Looking back

by Rick Johansen

Finally, after several years of dithering, I got around to opening two boxes of family photographs. I managed to save many, though not all, of them when my first marriage imploded and I had to move out of my house. Some photos are missing, probably long destroyed. What remained was fascinating.

Almost all of the photos were in black and white, which is always a bit of a jolt. And many of them are of me. I don’t mind looking at old photos of me. It’s almost like looking at someone else. It’s always been the me in the here and now I couldn’t abide looking at.

Only one of many hundreds of the photos features my dad. I suspected that there wouldn’t be many since he and my mum split up in the 1960s and he ended up going to Canada. Yet oddly, this photo was of him kicking a football around in what may have been Hyde Park. I wasn’t even in the picture and it occurred to me someone else took it and maybe I wasn’t there when it was taken. I’ll never know.

Most photos feature my mum who, and I know I am biased, was a very attractive woman. Tellingly, given the dreadful state of health she got into from middle age on onwards, she is smoking in virtually every one. When she was growing up, everyone smoked. I doubt that it occurred to her when she was young that everyone in her side of the family would die as a direct result of smoking. But they did, including her own father, my paternal Grandfather, who managed to die before I was born. Very thoughtless.

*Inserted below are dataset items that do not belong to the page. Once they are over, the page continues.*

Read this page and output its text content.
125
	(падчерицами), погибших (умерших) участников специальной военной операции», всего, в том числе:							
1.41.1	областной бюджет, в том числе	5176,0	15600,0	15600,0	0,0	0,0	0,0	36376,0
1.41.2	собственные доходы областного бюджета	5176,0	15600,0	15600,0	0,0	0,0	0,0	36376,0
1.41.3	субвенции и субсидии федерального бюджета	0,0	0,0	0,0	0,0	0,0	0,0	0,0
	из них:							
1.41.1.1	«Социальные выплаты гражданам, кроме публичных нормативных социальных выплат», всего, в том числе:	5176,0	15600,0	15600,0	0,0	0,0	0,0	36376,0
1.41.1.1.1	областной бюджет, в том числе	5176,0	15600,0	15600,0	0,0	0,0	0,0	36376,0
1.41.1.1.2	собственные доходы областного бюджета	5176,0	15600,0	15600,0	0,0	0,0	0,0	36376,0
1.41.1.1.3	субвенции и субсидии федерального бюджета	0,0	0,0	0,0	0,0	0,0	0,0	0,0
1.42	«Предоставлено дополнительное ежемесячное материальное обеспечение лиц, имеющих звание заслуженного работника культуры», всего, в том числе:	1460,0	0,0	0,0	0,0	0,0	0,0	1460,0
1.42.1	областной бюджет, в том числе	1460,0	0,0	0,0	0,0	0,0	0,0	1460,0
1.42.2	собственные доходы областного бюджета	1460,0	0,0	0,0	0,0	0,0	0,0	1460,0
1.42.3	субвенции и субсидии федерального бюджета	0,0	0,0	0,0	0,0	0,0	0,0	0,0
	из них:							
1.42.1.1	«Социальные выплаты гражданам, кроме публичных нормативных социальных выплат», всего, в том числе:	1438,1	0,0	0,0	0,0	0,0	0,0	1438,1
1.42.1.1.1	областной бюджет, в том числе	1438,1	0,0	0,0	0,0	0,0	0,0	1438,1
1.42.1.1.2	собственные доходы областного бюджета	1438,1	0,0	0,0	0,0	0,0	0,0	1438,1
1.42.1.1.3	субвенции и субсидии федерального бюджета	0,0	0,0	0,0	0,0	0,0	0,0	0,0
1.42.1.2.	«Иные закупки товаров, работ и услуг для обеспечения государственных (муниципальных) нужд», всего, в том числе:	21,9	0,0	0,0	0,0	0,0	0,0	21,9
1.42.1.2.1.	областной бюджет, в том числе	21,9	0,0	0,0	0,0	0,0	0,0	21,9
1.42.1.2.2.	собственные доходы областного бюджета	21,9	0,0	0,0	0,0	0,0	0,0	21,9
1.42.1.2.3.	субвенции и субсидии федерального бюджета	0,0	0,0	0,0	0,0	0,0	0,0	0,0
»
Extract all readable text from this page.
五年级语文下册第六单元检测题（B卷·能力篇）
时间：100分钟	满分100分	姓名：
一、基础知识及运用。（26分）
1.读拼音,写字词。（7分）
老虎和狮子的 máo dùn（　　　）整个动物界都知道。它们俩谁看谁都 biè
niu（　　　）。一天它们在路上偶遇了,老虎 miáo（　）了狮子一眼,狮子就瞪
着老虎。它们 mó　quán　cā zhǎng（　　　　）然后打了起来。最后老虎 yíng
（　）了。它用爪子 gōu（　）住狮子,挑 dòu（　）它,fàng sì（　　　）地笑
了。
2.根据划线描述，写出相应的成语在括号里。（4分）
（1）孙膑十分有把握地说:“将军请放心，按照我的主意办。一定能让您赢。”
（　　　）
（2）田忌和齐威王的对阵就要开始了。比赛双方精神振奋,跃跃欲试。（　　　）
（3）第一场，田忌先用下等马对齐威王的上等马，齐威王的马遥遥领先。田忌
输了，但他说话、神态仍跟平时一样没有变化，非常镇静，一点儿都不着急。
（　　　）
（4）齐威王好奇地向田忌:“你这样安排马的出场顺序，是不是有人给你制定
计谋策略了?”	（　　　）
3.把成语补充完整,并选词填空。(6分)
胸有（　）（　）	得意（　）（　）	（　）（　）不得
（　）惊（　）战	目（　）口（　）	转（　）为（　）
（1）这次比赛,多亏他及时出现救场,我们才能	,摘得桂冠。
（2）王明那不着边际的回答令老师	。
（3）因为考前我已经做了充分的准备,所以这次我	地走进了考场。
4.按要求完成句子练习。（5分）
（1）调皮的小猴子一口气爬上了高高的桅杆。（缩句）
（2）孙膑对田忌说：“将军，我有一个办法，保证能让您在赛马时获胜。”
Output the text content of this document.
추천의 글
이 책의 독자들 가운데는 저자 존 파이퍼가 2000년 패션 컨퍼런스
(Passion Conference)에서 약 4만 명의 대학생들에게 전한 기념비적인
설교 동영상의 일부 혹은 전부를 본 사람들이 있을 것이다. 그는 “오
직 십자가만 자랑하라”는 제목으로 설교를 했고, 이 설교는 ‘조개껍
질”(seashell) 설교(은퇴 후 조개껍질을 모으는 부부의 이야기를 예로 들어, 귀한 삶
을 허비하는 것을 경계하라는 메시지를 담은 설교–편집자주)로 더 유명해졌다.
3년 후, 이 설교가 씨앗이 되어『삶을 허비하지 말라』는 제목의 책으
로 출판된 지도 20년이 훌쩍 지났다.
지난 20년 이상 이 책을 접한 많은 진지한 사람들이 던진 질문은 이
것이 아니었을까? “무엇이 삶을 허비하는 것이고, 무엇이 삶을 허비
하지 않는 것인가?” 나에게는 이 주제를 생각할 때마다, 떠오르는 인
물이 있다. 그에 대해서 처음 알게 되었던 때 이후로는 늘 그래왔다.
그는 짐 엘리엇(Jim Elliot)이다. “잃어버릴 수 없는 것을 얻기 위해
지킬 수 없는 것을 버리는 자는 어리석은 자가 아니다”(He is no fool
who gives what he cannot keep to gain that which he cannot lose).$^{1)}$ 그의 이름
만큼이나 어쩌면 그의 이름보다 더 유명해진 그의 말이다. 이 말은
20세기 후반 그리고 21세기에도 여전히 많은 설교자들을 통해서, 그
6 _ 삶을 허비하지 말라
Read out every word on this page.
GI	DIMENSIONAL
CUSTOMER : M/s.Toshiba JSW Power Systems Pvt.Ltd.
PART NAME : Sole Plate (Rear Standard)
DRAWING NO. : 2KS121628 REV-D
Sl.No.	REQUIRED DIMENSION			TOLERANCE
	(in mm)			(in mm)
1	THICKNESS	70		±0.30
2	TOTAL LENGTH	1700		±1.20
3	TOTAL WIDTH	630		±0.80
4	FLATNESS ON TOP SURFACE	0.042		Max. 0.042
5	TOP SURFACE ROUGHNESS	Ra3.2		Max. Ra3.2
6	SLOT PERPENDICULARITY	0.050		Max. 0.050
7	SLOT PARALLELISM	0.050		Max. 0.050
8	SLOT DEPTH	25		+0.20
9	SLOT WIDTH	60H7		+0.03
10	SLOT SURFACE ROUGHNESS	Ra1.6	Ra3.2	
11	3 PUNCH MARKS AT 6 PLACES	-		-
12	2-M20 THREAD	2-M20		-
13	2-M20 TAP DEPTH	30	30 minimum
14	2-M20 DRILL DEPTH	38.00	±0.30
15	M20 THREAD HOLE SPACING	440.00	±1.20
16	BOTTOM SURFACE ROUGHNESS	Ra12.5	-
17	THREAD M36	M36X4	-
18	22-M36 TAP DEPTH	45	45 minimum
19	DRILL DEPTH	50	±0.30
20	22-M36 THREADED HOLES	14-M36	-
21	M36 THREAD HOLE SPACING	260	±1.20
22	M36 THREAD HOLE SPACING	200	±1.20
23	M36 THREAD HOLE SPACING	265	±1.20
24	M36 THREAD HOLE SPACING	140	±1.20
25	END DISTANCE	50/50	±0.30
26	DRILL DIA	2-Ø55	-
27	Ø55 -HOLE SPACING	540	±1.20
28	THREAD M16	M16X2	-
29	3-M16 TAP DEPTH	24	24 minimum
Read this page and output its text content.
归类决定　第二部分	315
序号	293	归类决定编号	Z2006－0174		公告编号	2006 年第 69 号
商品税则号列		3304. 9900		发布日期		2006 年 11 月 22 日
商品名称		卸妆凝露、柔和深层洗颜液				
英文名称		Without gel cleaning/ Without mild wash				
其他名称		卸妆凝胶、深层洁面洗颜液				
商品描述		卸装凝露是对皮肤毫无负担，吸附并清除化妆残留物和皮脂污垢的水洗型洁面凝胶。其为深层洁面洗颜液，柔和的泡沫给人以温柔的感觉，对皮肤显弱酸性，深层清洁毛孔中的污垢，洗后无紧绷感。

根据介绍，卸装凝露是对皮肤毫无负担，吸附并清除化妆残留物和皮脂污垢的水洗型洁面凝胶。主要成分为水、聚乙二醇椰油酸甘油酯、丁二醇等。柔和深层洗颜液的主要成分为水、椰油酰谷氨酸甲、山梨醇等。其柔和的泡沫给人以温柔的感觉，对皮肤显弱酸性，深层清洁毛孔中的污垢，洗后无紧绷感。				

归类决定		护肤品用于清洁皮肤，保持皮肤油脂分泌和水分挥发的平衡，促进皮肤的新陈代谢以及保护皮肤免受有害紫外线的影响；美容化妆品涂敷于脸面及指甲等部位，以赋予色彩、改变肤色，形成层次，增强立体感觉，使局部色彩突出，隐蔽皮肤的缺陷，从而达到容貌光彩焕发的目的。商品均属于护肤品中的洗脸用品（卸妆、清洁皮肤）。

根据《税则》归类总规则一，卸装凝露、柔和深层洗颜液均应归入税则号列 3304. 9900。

There’s me with my train set, me with our labrador Kim, me with our snowman in December 1963 (oh what a snowman), me with a face full of stitches when I had my keyhole shaped birthmark scraped out of my cheek (nice scar though), me with my mum, me on my bicycle which was a dozen sizes too big, me leaving home for the first day at senior school, me with my oldest and dearest friend Julie AKA Jules.

One of my favourite pictures is of the caravan we went to in West Bay. There were five of us – three grandparents, my mum and me. It doesn’t look big enough for me on my own. There was no telly, no cooking facilities and worst of all no bathroom. But then, I was used to being in a place with no bathroom because my paternal grandparents didn’t have a bathroom at all, just a freezing outdoor toilet. At the time, I thought nothing of it. It was only later when I found that my grandparents washed, at separate times of course, using a bowl of hot water in the living room. And there, in glorious black and white, was that house. Two up, two down, no bathroom yet two rooms, one up, one down, that were never used.

I even found my mum and dad’s marriage certificate from 1953 and have managed to work out, because I never knew before, that she was born in 1924, meaning that if she had been alive today – impossible given her tobacco habit and high fat diet – her 95th birthday would have been imminent.

I avoided looking at the pics for years. But now I am engaged in a writing project and I had to force myself. After an hour or so, I was shaking like a leaf, light headed and very emotional. It felt like a physical experience.

I wouldn’t say memories flood back because they didn’t. They kind of dripped back. And as of now, I am not sure if I did the right thing of not. Almost everyone in every picture is dead now. That was the strangest thing of all.